Neither will he attend another event planned for the Trump itinerary: the ceremonial inauguration of a new US effort to revive Middle East peace diplomacy, at which the US President will be flanked by Prime Minister Binyamin Netanyahu and Palestinian leader Mahmoud Abbas.
Notwithstanding US and Saudi military assistance – estimated at $3 billion p.a., a similar amount of economic aid from the Gulf states, and the support the Egyptian army receives from America, Israel and the Gulf in its fight against ISIS in Sinai and the Libyan border, El-Sisi doggedly adheres to six principles he has set himself. They are:
1. Not to let the Egyptian army fight in foreign wars. This is consistent with its abstention from the Bush administration’s invasion of Iraq in 2003.
2. Restricting Egypt’s military presence in the Red Sea entries and exits from the Suez Canal to small naval and aerial task forces.
3. To carefully diversify its arms suppliers so as never again to be dependent on a single source, be it Russian or American, as it was in the past.
4. Cairo does not perceive Iran as a menace to its national security in the same way as the Gulf nations. At the same time, the Egyptian president regards the Lebanese Shiite Hizballah as a dangerous foe.
5. El-Sisi supports the Syrian ruler Bashar Assad and judges the seven-year Syrian war to be a battle against Islamist terrorists.
6. He takes care to keep Egyptian troops away from arenas in which US forces are deployed.

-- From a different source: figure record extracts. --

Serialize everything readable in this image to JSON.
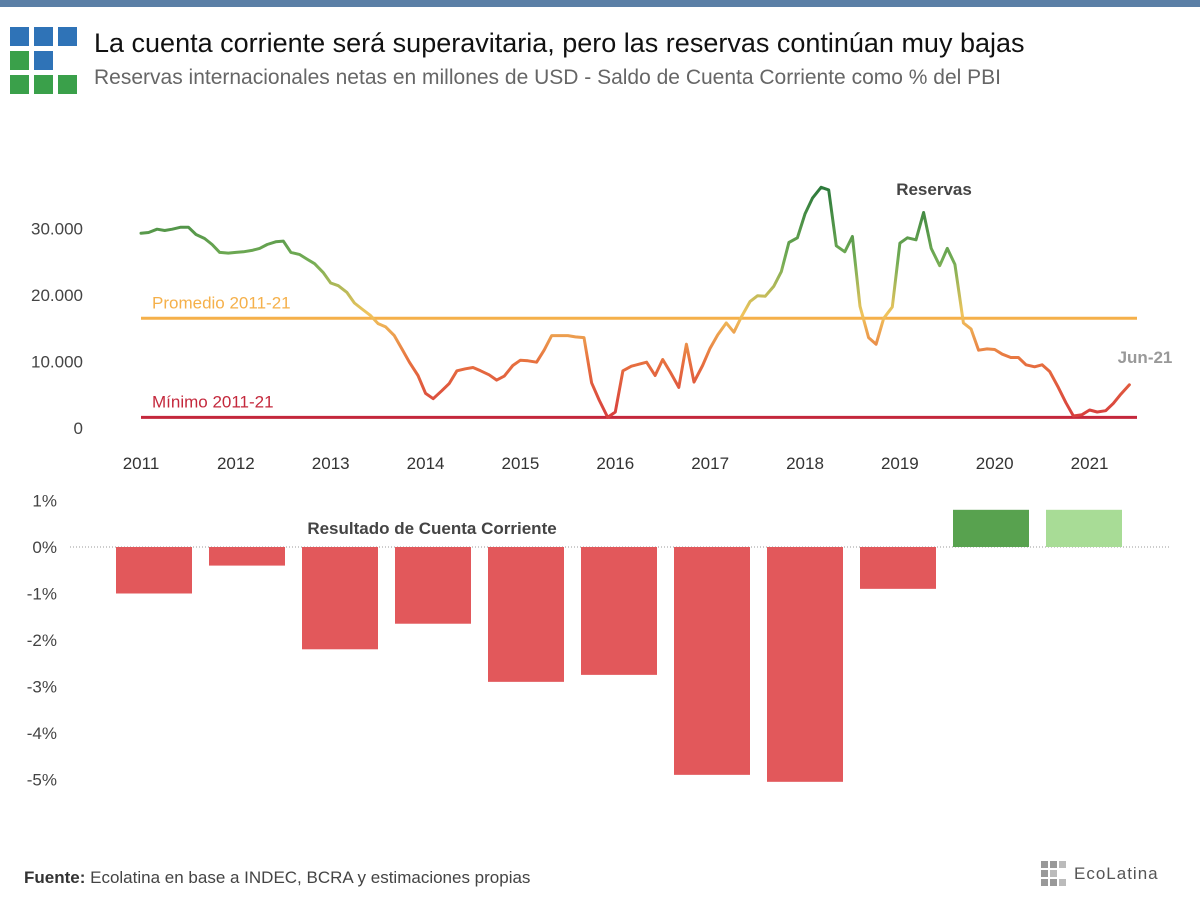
{
  "header": {
    "title": "La cuenta corriente será superavitaria, pero las reservas continúan muy bajas",
    "subtitle": "Reservas internacionales netas en millones de USD - Saldo de Cuenta Corriente como % del PBI"
  },
  "footer": {
    "source_label": "Fuente:",
    "source_text": " Ecolatina en base a INDEC, BCRA y estimaciones propias",
    "brand": "EcoLatina"
  },
  "colors": {
    "logo_blue": "#2f73b7",
    "logo_green": "#3aa04a",
    "average_line": "#f5b04a",
    "minimum_line": "#c4283c",
    "deficit_bar": "#e2585b",
    "surplus_bar_dark": "#58a24f",
    "surplus_bar_light": "#a8dc96"
  },
  "chart_data": [
    {
      "type": "line",
      "series_label": "Reservas",
      "end_label": "Jun-21",
      "x_ticks": [
        "2011",
        "2012",
        "2013",
        "2014",
        "2015",
        "2016",
        "2017",
        "2018",
        "2019",
        "2020",
        "2021"
      ],
      "y_ticks": [
        "0",
        "10.000",
        "20.000",
        "30.000"
      ],
      "ylim": [
        0,
        40000
      ],
      "xlim": [
        2011.0,
        2021.5
      ],
      "reference_lines": [
        {
          "label": "Promedio 2011-21",
          "value": 16500
        },
        {
          "label": "Mínimo 2011-21",
          "value": 1600
        }
      ],
      "points": [
        [
          2011.0,
          29300
        ],
        [
          2011.08,
          29400
        ],
        [
          2011.17,
          29900
        ],
        [
          2011.25,
          29700
        ],
        [
          2011.33,
          29900
        ],
        [
          2011.42,
          30200
        ],
        [
          2011.5,
          30200
        ],
        [
          2011.58,
          29100
        ],
        [
          2011.67,
          28500
        ],
        [
          2011.75,
          27600
        ],
        [
          2011.83,
          26400
        ],
        [
          2011.92,
          26300
        ],
        [
          2012.0,
          26400
        ],
        [
          2012.08,
          26500
        ],
        [
          2012.17,
          26700
        ],
        [
          2012.25,
          27000
        ],
        [
          2012.33,
          27600
        ],
        [
          2012.42,
          28000
        ],
        [
          2012.5,
          28100
        ],
        [
          2012.58,
          26400
        ],
        [
          2012.67,
          26100
        ],
        [
          2012.75,
          25400
        ],
        [
          2012.83,
          24700
        ],
        [
          2012.92,
          23400
        ],
        [
          2013.0,
          21800
        ],
        [
          2013.08,
          21400
        ],
        [
          2013.17,
          20400
        ],
        [
          2013.25,
          18800
        ],
        [
          2013.33,
          17900
        ],
        [
          2013.42,
          16900
        ],
        [
          2013.5,
          15700
        ],
        [
          2013.58,
          15200
        ],
        [
          2013.67,
          13900
        ],
        [
          2013.75,
          11900
        ],
        [
          2013.83,
          9900
        ],
        [
          2013.92,
          7900
        ],
        [
          2014.0,
          5200
        ],
        [
          2014.08,
          4400
        ],
        [
          2014.17,
          5600
        ],
        [
          2014.25,
          6700
        ],
        [
          2014.33,
          8600
        ],
        [
          2014.42,
          8900
        ],
        [
          2014.5,
          9100
        ],
        [
          2014.58,
          8600
        ],
        [
          2014.67,
          8000
        ],
        [
          2014.75,
          7200
        ],
        [
          2014.83,
          7800
        ],
        [
          2014.92,
          9400
        ],
        [
          2015.0,
          10200
        ],
        [
          2015.08,
          10100
        ],
        [
          2015.17,
          9900
        ],
        [
          2015.25,
          11700
        ],
        [
          2015.33,
          13900
        ],
        [
          2015.42,
          13900
        ],
        [
          2015.5,
          13900
        ],
        [
          2015.58,
          13700
        ],
        [
          2015.67,
          13600
        ],
        [
          2015.75,
          6800
        ],
        [
          2015.83,
          4200
        ],
        [
          2015.92,
          1600
        ],
        [
          2016.0,
          2400
        ],
        [
          2016.08,
          8600
        ],
        [
          2016.17,
          9300
        ],
        [
          2016.25,
          9600
        ],
        [
          2016.33,
          9900
        ],
        [
          2016.42,
          7900
        ],
        [
          2016.5,
          10300
        ],
        [
          2016.58,
          8400
        ],
        [
          2016.67,
          6100
        ],
        [
          2016.75,
          12600
        ],
        [
          2016.83,
          6900
        ],
        [
          2016.92,
          9400
        ],
        [
          2017.0,
          12000
        ],
        [
          2017.08,
          14000
        ],
        [
          2017.17,
          15800
        ],
        [
          2017.25,
          14400
        ],
        [
          2017.33,
          16700
        ],
        [
          2017.42,
          19000
        ],
        [
          2017.5,
          19900
        ],
        [
          2017.58,
          19800
        ],
        [
          2017.67,
          21300
        ],
        [
          2017.75,
          23500
        ],
        [
          2017.83,
          27900
        ],
        [
          2017.92,
          28600
        ],
        [
          2018.0,
          32200
        ],
        [
          2018.08,
          34600
        ],
        [
          2018.17,
          36200
        ],
        [
          2018.25,
          35800
        ],
        [
          2018.33,
          27400
        ],
        [
          2018.42,
          26500
        ],
        [
          2018.5,
          28800
        ],
        [
          2018.58,
          18300
        ],
        [
          2018.67,
          13600
        ],
        [
          2018.75,
          12600
        ],
        [
          2018.83,
          16500
        ],
        [
          2018.92,
          18200
        ],
        [
          2019.0,
          27800
        ],
        [
          2019.08,
          28600
        ],
        [
          2019.17,
          28300
        ],
        [
          2019.25,
          32400
        ],
        [
          2019.33,
          27000
        ],
        [
          2019.42,
          24400
        ],
        [
          2019.5,
          27000
        ],
        [
          2019.58,
          24600
        ],
        [
          2019.67,
          15800
        ],
        [
          2019.75,
          14900
        ],
        [
          2019.83,
          11700
        ],
        [
          2019.92,
          11900
        ],
        [
          2020.0,
          11800
        ],
        [
          2020.08,
          11100
        ],
        [
          2020.17,
          10600
        ],
        [
          2020.25,
          10600
        ],
        [
          2020.33,
          9500
        ],
        [
          2020.42,
          9200
        ],
        [
          2020.5,
          9500
        ],
        [
          2020.58,
          8500
        ],
        [
          2020.67,
          6100
        ],
        [
          2020.75,
          3800
        ],
        [
          2020.83,
          1800
        ],
        [
          2020.92,
          2000
        ],
        [
          2021.0,
          2700
        ],
        [
          2021.08,
          2400
        ],
        [
          2021.17,
          2600
        ],
        [
          2021.25,
          3700
        ],
        [
          2021.33,
          5100
        ],
        [
          2021.42,
          6500
        ]
      ]
    },
    {
      "type": "bar",
      "series_label": "Resultado de Cuenta Corriente",
      "categories": [
        "2011",
        "2012",
        "2013",
        "2014",
        "2015",
        "2016",
        "2017",
        "2018",
        "2019",
        "2020",
        "2021"
      ],
      "values": [
        -1.0,
        -0.4,
        -2.2,
        -1.65,
        -2.9,
        -2.75,
        -4.9,
        -5.05,
        -0.9,
        0.8,
        0.8
      ],
      "y_ticks": [
        "1%",
        "0%",
        "-1%",
        "-2%",
        "-3%",
        "-4%",
        "-5%"
      ],
      "ylim": [
        -5.5,
        1.0
      ]
    }
  ]
}
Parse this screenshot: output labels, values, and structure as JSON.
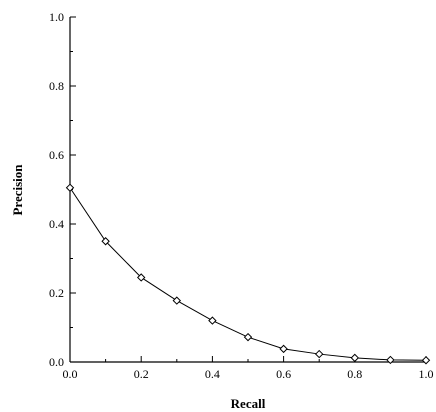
{
  "chart_data": {
    "type": "line",
    "xlabel": "Recall",
    "ylabel": "Precision",
    "xlim": [
      0,
      1
    ],
    "ylim": [
      0,
      1
    ],
    "x_ticks": [
      "0.0",
      "0.2",
      "0.4",
      "0.6",
      "0.8",
      "1.0"
    ],
    "y_ticks": [
      "0.0",
      "0.2",
      "0.4",
      "0.6",
      "0.8",
      "1.0"
    ],
    "grid": false,
    "series": [
      {
        "marker": "diamond",
        "x": [
          0.0,
          0.1,
          0.2,
          0.3,
          0.4,
          0.5,
          0.6,
          0.7,
          0.8,
          0.9,
          1.0
        ],
        "y": [
          0.505,
          0.35,
          0.245,
          0.178,
          0.12,
          0.072,
          0.038,
          0.023,
          0.012,
          0.006,
          0.005
        ]
      }
    ],
    "colors": {
      "line": "#000000",
      "marker_fill": "#ffffff"
    }
  }
}
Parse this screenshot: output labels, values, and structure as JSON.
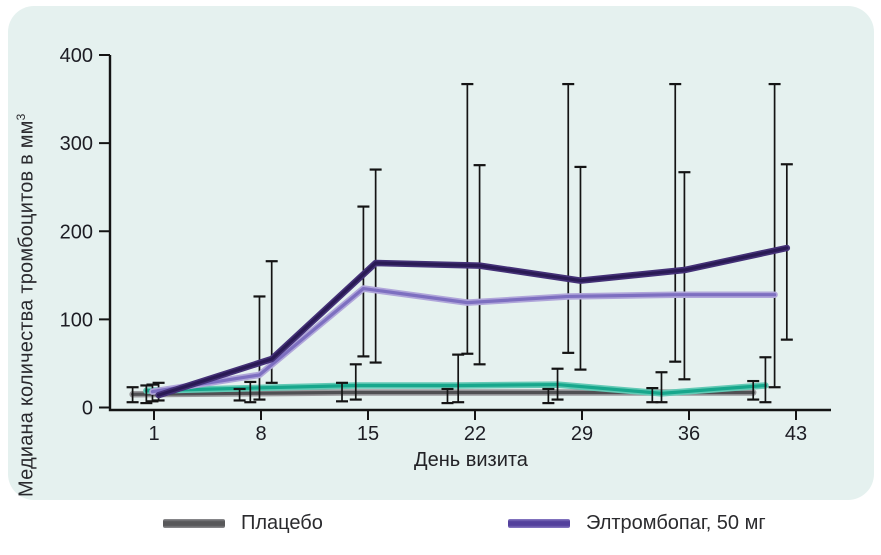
{
  "page": {
    "background": "#ffffff",
    "card_background": "#e5f1ef"
  },
  "chart_data": {
    "type": "line",
    "title": "",
    "xlabel": "День визита",
    "ylabel_main": "Медиана количества тромбоцитов в мм",
    "ylabel_sup": "3",
    "x_ticks": [
      1,
      8,
      15,
      22,
      29,
      36,
      43
    ],
    "y_ticks": [
      0,
      100,
      200,
      300,
      400
    ],
    "ylim": [
      0,
      400
    ],
    "xlim_days": [
      -1.9,
      45.3
    ],
    "grid": "off",
    "legend_position": "bottom",
    "error_bar_color": "#141414",
    "axis_color": "#141414",
    "series": [
      {
        "id": "placebo",
        "name": "Плацебо",
        "color": "#505053",
        "edge": "#9a9a9d",
        "layer": "back",
        "x": [
          -0.4,
          6.6,
          13.3,
          20.2,
          26.8,
          33.6,
          40.2
        ],
        "values": [
          15,
          16,
          17,
          17,
          17,
          17,
          17
        ],
        "err_low": [
          6,
          8,
          7,
          5,
          5,
          6,
          9
        ],
        "err_high": [
          23,
          21,
          28,
          21,
          21,
          22,
          30
        ]
      },
      {
        "id": "unlabeled-teal",
        "name": "",
        "color": "#17a78c",
        "edge": "#63c9b5",
        "layer": "back",
        "x": [
          0.5,
          7.3,
          14.2,
          20.9,
          27.4,
          34.2,
          41.0
        ],
        "values": [
          19,
          22,
          25,
          25,
          26,
          16,
          25
        ],
        "err_low": [
          5,
          6,
          9,
          6,
          9,
          6,
          6
        ],
        "err_high": [
          25,
          29,
          49,
          60,
          44,
          40,
          57
        ]
      },
      {
        "id": "eltrombopag-50",
        "name": "Элтромбопаг, 50 мг",
        "color": "#7d6fc0",
        "edge": "#b0a6da",
        "layer": "front",
        "x": [
          0.9,
          7.9,
          14.7,
          21.5,
          28.1,
          35.1,
          41.6
        ],
        "values": [
          18,
          37,
          135,
          119,
          126,
          128,
          128
        ],
        "err_low": [
          7,
          9,
          58,
          61,
          62,
          52,
          23
        ],
        "err_high": [
          26,
          126,
          228,
          367,
          367,
          367,
          367
        ]
      },
      {
        "id": "unlabeled-dark-purple",
        "name": "",
        "color": "#2a1a55",
        "edge": "#443177",
        "layer": "front",
        "x": [
          1.3,
          8.7,
          15.5,
          22.3,
          28.9,
          35.7,
          42.4
        ],
        "values": [
          14,
          55,
          164,
          161,
          144,
          156,
          181
        ],
        "err_low": [
          8,
          28,
          51,
          49,
          43,
          32,
          77
        ],
        "err_high": [
          28,
          166,
          270,
          275,
          273,
          267,
          276
        ]
      }
    ]
  },
  "legend": {
    "items": [
      {
        "label": "Плацебо",
        "color": "#58585a",
        "edge": "#8f8f92"
      },
      {
        "label": "Элтромбопаг, 50 мг",
        "color": "#53409c",
        "edge": "#8a7cc4"
      }
    ]
  }
}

Western military observers take note of another military principle jealously upheld by El-Sisi: He declines to deploy his newest weapons systems outside a line he has drawn from the southern exit of the Suez Canal to the Red Sea and the Gulf of Aqaba.
This rule applies to the Type-209/1400 submarines, the first of which was delivered to the Egyptian navy on April 18 at Ras El-Tin, Alexandria on the Mediterranean coast, by the German Howaldtswerke-Deutsche shipbuilders
This submarine, which can sail up to 11,000 nautical miles when surfaced at a maximum speed of 21 knots, can fire missiles and torpedoes. It is also equipped with the latest navigation and communication systems for protecting Egypt’s coasts as well as its waters. Cairo has purchased four of these submarines from the German firm.
El-Sisi also plans to keep close to home the two Mistral-class helicopter carriers supplied by France in 2016 with Saudi funding. Nether is yet in operational service.
In the second half of April, a Russian military delegation arrived in Alexandria to discuss outfitting the carriers with advanced communications and control systems. Also in negotiation was a $1billion transaction for the sale of special Kamov Ka-52K and Ka-52 Alligator gunships specially designed for the Mistral’s decks.